Louisiana Senate calls for mandatory kindergarten
The Louisiana Senate voted Wednesday to make kindergarten mandatory statewide. Sen. Cleo Fields, the Baton Rouge Democrat who authored Senate Bill 10, cited research indicating most of a child’s brain development happens between birth and age 5.
A wide range of education and business groups support the bill. “Investing in early childhood education just makes good business sense,” Fields said. Fields said the change would have “zero fiscal impact.”
I personally feel it’s about time because of the change in curriculum. The children that don’t attend preschool are already at a disadvantage because of kindergarten expectations on day one. Children that do not attend kindergarten are at risk of being two-three years behind their classmates. Now, having said that, I do believe strongly that the child must be 5 on or before Aug. 1. We know all too well the gap. My preschoolers that enter at 3 and turn 4 typically are those that could benefit from the cutoff day being earlier, and the same goes for kindergarten. ~Crystal Pierce, preschool teacher and former kindergarten teacher, Fairview Alpha
The Legislative Fiscal Office estimated the increase in kindergarten enrollment would cost between $2 million and $12 million. Gov. John Bel Edwards, who supports SB 10 as part of his legislative package, said any additional cost easily can be absorbed within the $3.9 billion state K-12 funding formula. About 2,800 kindergarten-age children in Louisiana don’t attend school, Fields said.
The Department of Education reported a 5.6% decrease in kindergarten enrollment this year, he said. Parents or guardians of a child who turns 5 on or before Sept. 30 generally would be required to enroll the child in kindergarten. Kindergarten students in an approved homeschool program would be in compliance, though families would be required to report student attendance to the state Department of Education.

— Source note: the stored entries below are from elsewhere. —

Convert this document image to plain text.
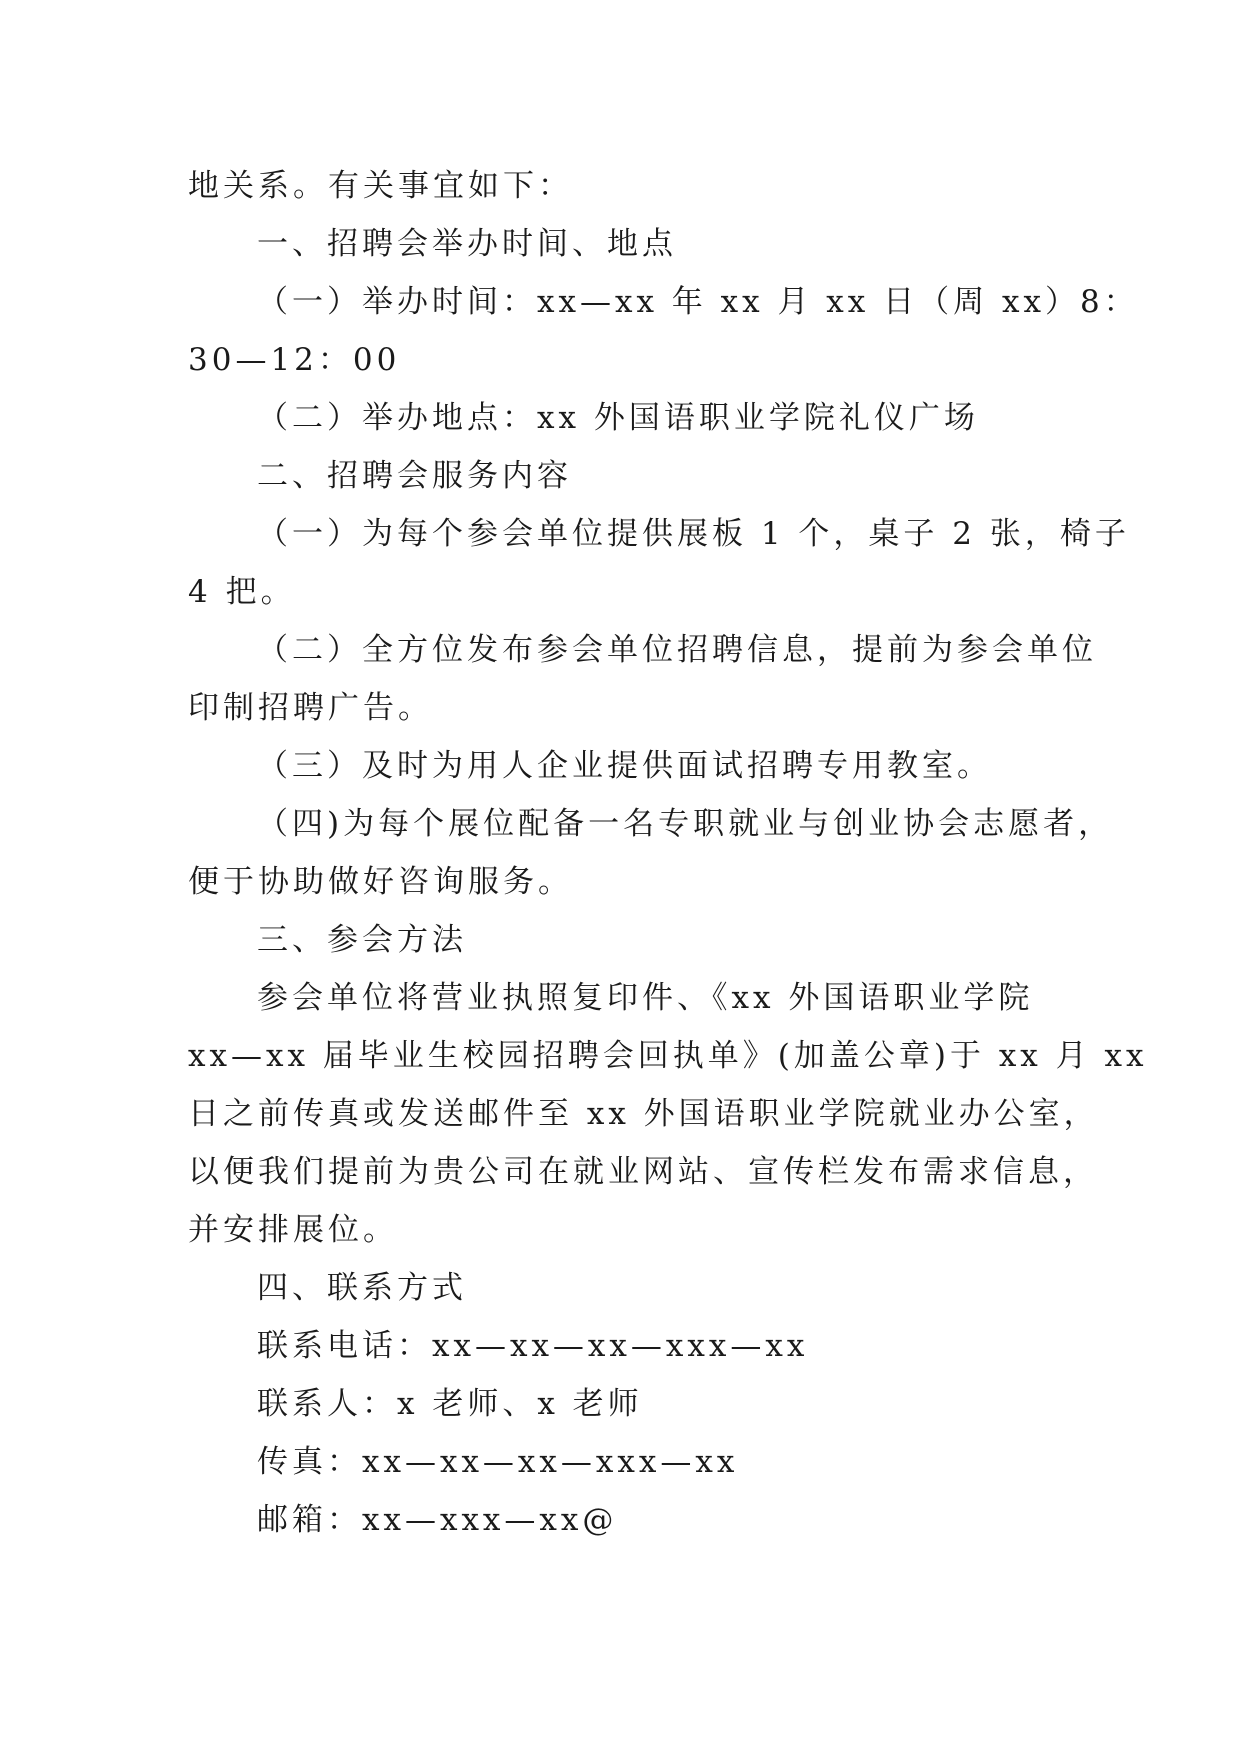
地关系。有关事宜如下：
一、招聘会举办时间、地点
（一）举办时间：xx—xx 年 xx 月 xx 日（周 xx）8：
30—12：00
（二）举办地点：xx 外国语职业学院礼仪广场
二、招聘会服务内容
（一）为每个参会单位提供展板 1 个，桌子 2 张，椅子
4 把。
（二）全方位发布参会单位招聘信息，提前为参会单位
印制招聘广告。
（三）及时为用人企业提供面试招聘专用教室。
（四)为每个展位配备一名专职就业与创业协会志愿者，
便于协助做好咨询服务。
三、参会方法
参会单位将营业执照复印件、《xx 外国语职业学院
xx—xx 届毕业生校园招聘会回执单》(加盖公章)于 xx 月 xx
日之前传真或发送邮件至 xx 外国语职业学院就业办公室，
以便我们提前为贵公司在就业网站、宣传栏发布需求信息，
并安排展位。
四、联系方式
联系电话：xx—xx—xx—xxx—xx
联系人：x 老师、x 老师
传真：xx—xx—xx—xxx—xx
邮箱：xx—xxx—xx@
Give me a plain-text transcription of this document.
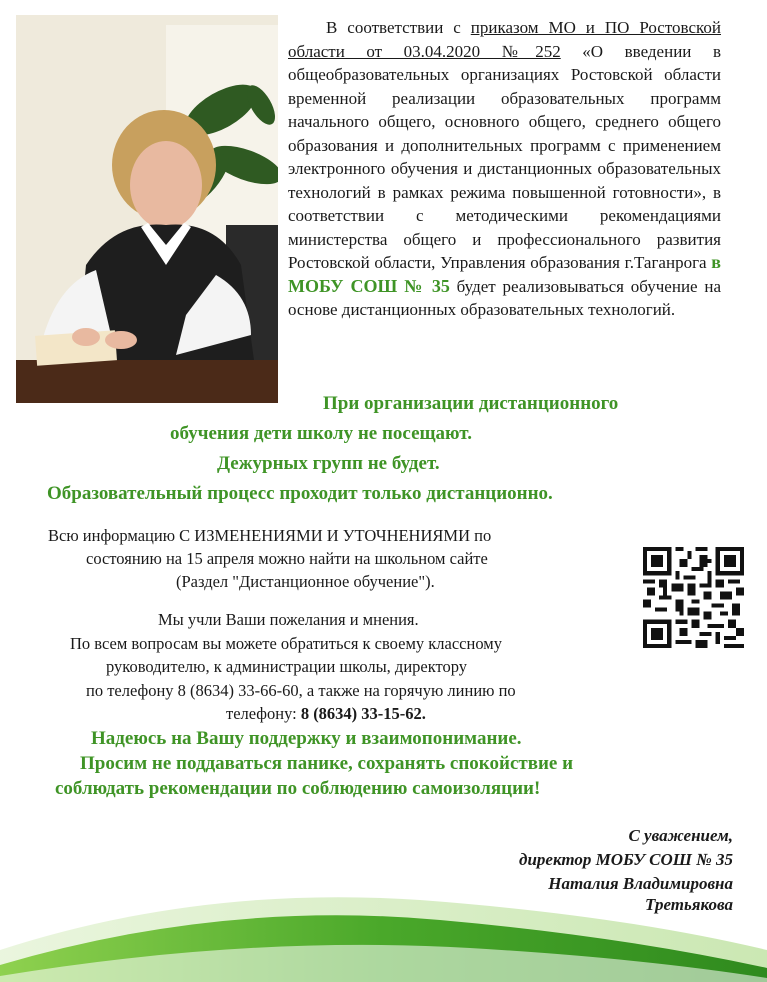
В соответствии с приказом МО и ПО Ростовской области от 03.04.2020 №252 «О введении в общеобразовательных организациях Ростовской области временной реализации образовательных программ начального общего, основного общего, среднего общего образования и дополнительных программ с применением электронного обучения и дистанционных образовательных технологий в рамках режима повышенной готовности», в соответствии с методическими рекомендациями министерства общего и профессионального развития Ростовской области, Управления образования г.Таганрога в МОБУ СОШ № 35 будет реализовываться обучение на основе дистанционных образовательных технологий.
При организации дистанционного
обучения дети школу не посещают.
Дежурных групп не будет.
Образовательный процесс проходит только дистанционно.
Всю информацию С ИЗМЕНЕНИЯМИ И УТОЧНЕНИЯМИ по
состоянию на 15 апреля можно найти на школьном сайте
(Раздел "Дистанционное обучение").
Мы учли Ваши пожелания и мнения.
По всем вопросам вы можете обратиться к своему классному
руководителю, к администрации школы, директору
по телефону 8 (8634) 33-66-60, а также на горячую линию по
телефону: 8 (8634) 33-15-62.
Надеюсь на Вашу поддержку и взаимопонимание.
Просим не поддаваться панике, сохранять спокойствие и
соблюдать рекомендации по соблюдению самоизоляции!
С уважением,
директор МОБУ СОШ № 35
Наталия Владимировна
Третьякова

As an early childhood Principal, I fully support the new mandatory Kindergarten legislation. Introducing a child to a literacy rich, developmentally appropriate learning environment at age five greatly increases their chance of a successful, literacy filled life as an adult. Natalie Ducote, Principal, LP Vaughn Elementary
Nineteen states and the District of Columbia require children attend kindergarten, according to the Education Commission of the States. Seventeen states and the District of Columbia require full-day kindergarten, and 39 states plus D.C. require districts to offer kindergarten either full- or half-day.
As someone who taught kindergarten for 18 years, I feel it is critical for children to attend kindergarten. Kindergarten is where foundational skills are taught and if a child skips kindergarten and goes to first grade they will automatically be behind. I am very pleased that the Senate passed this. ~Brooke Williams, Fairview Alpha Principal
Senators voted 34-1 to send SB 10 to the House for consideration.